Trying to have interaction everybody and encourage any form of inventive expression, The Company Theatre resorted to 2 initiatives. For the primary, “We got filmmakers to make films on theatre scripts so that the connection remains. For this, we sent out a feeler to theatre actors around India and more than 600 actors applied. We connected them with these directors.” The script and actors’ background had been the one conditions for TheatreFILMTheatre: creative freedom was the filmmakers’ personal. While this initiative marked the cinematic facet, there was extra to experiment with.

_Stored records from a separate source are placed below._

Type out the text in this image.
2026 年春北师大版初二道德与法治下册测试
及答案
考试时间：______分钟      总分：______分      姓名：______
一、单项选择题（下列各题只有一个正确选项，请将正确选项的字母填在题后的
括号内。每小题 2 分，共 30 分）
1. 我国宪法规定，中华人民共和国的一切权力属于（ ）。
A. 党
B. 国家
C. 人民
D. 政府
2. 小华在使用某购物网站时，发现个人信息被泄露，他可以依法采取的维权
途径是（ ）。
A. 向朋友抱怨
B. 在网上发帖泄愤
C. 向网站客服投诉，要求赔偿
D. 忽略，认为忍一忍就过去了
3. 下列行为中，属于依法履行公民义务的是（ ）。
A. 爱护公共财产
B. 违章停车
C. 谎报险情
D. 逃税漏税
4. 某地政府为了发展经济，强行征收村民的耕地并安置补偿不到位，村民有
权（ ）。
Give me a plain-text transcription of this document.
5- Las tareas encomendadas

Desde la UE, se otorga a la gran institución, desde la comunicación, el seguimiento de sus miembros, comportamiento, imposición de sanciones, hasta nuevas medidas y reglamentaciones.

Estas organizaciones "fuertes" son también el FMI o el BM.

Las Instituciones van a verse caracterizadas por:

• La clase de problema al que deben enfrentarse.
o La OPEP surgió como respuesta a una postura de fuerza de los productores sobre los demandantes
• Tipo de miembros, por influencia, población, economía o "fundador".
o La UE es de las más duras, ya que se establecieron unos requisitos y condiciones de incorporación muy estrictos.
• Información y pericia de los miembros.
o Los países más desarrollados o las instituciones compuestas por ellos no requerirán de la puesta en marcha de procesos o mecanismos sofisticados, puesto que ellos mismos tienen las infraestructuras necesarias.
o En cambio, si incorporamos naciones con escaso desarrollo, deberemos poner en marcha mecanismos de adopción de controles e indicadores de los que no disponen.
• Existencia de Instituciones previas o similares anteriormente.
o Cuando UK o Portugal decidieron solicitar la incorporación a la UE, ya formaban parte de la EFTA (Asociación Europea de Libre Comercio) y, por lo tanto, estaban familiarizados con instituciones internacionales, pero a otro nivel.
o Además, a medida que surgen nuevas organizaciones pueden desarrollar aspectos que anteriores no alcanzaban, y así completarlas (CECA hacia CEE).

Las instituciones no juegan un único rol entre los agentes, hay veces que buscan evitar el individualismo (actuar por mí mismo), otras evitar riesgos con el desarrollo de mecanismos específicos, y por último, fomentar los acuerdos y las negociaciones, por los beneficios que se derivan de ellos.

With the second initiative, “We wanted to explore the third dimension of this medium: an experience we can give the audience which is neither cinema or theatre, but derives from both. This threw us into the world of new media — gaming, artificial intelligence and websites,” Atul continues.
For the final three months, the workforce had been engaged on two initiatives which is able to roll out on-line, within the kind of interactive interfaces. Audiences will enter a digital room or museum which is interactive; someinstances dwell and at others, with a video element. “Another thing we are trying to do is to use media like WhatsApp and Facebook to create theatre.”
Atul offers an instance: Mumbai’s famed society WhatsApp teams are theatres in itself. “They are full of emotions and very dramatic — there are fights and at the same time people who recover from COVID-19 and return, are welcomed with much cheer and applause,” says Atul.
Inspired by this, Atul is planning a ticketed, 24-hour-long present on WhatsApp — with movies, memes, sound bytes. “So, the WhatsApp group becomes a stage. Similarly, on Facebook, actors could create accounts as characters in a play,” provides Atul.
When open air theatres had been allowed to operate in Mumbai, The Company Theatre didn’t miss the chance. At their artists’ residency in Kamshet on September 21, they carried out a promenade piece the place the viewers moved together with the motion. “It was a big high. We had an audience, finally!” says Atul, concluding, “I think, ultimately, the times do push you in new directions.”
Find TheatreMovie Theatre at www.youtube.com/user/TheGuildenstern until Saturday, October 3.